Édouard, vous avez créé l’agence en 2015 sous la bannière AD Seniors avant de devenir Aineor, indépendante : pouvez-vous revenir sur votre parcours et sur le moment précis où vous vous êtes dit « il faut sortir de la franchise » ?

Après 6 années en audit financier à Paris, j’ai ressenti en 2018 le besoin de donner un nouveau sens à ma carrière professionnelle. J’avais envie d’entreprendre, tout en répondant à un véritable enjeu de société.
J’ai découvert par hasard l’univers de la franchise, et le secteur du service à la personne s’est rapidement imposé comme une évidence. Mes premières recherches m’ont permis de comprendre que cette activité était fortement réglementée et que l’appui d’un réseau national constituait un véritable atout, tant pour l’obtention des agréments que pour la mise en place d’une démarche qualité structurée.

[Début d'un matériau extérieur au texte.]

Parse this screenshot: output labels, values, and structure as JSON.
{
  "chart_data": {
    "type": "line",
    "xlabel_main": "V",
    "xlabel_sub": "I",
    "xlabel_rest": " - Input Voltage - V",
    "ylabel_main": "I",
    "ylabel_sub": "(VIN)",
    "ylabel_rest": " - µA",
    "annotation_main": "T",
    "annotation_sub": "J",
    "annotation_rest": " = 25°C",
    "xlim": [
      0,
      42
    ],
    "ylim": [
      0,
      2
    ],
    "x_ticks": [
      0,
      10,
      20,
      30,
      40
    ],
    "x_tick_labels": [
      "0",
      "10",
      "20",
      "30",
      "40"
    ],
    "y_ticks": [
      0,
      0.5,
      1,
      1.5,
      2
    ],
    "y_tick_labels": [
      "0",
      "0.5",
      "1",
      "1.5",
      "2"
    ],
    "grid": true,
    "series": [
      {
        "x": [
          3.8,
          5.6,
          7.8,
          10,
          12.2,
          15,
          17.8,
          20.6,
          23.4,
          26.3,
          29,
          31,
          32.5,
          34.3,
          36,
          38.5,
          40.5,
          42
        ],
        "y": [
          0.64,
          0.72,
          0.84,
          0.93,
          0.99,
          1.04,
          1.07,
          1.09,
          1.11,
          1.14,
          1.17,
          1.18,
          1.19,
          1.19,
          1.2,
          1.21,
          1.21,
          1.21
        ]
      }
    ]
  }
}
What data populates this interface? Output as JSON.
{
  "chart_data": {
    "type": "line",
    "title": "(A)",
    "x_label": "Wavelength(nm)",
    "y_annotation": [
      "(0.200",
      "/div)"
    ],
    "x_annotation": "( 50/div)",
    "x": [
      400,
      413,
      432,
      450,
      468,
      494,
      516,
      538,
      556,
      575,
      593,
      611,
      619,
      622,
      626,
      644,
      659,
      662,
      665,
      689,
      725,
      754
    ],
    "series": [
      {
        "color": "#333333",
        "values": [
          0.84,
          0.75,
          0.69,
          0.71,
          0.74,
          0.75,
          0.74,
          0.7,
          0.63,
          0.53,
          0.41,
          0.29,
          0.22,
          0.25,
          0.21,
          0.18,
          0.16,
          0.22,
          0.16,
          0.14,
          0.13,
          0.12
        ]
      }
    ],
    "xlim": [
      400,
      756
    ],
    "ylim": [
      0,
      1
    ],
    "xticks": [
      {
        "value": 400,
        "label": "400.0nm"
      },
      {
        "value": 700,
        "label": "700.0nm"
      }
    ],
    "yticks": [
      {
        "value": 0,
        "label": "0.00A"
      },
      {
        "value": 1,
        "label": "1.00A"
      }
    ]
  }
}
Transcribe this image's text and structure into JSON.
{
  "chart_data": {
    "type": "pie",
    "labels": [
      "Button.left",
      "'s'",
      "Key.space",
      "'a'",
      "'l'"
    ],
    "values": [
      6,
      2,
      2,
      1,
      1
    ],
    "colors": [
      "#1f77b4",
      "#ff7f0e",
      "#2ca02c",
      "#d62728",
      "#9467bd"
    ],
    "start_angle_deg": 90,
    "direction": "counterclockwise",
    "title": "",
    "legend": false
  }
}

J’ai alors échangé et rencontré plusieurs franchiseurs majeurs du secteur, avant de porter mon choix sur le réseau AD Seniors. J’ai été séduit par la direction et les équipes, qui faisaient régner une atmosphère à la fois familiale et bienveillante. Les premiers mois m’ont permis de bénéficier d’un accompagnement de qualité, notamment dans la prise en main des outils et la découverte du métier.
Cependant, j’ai rapidement pris conscience que je ne disposais pas de toutes les marges de manœuvre nécessaires pour avancer comme je le souhaitais. Mes décisions stratégiques restaient en partie dépendantes du cadre imposé par le réseau.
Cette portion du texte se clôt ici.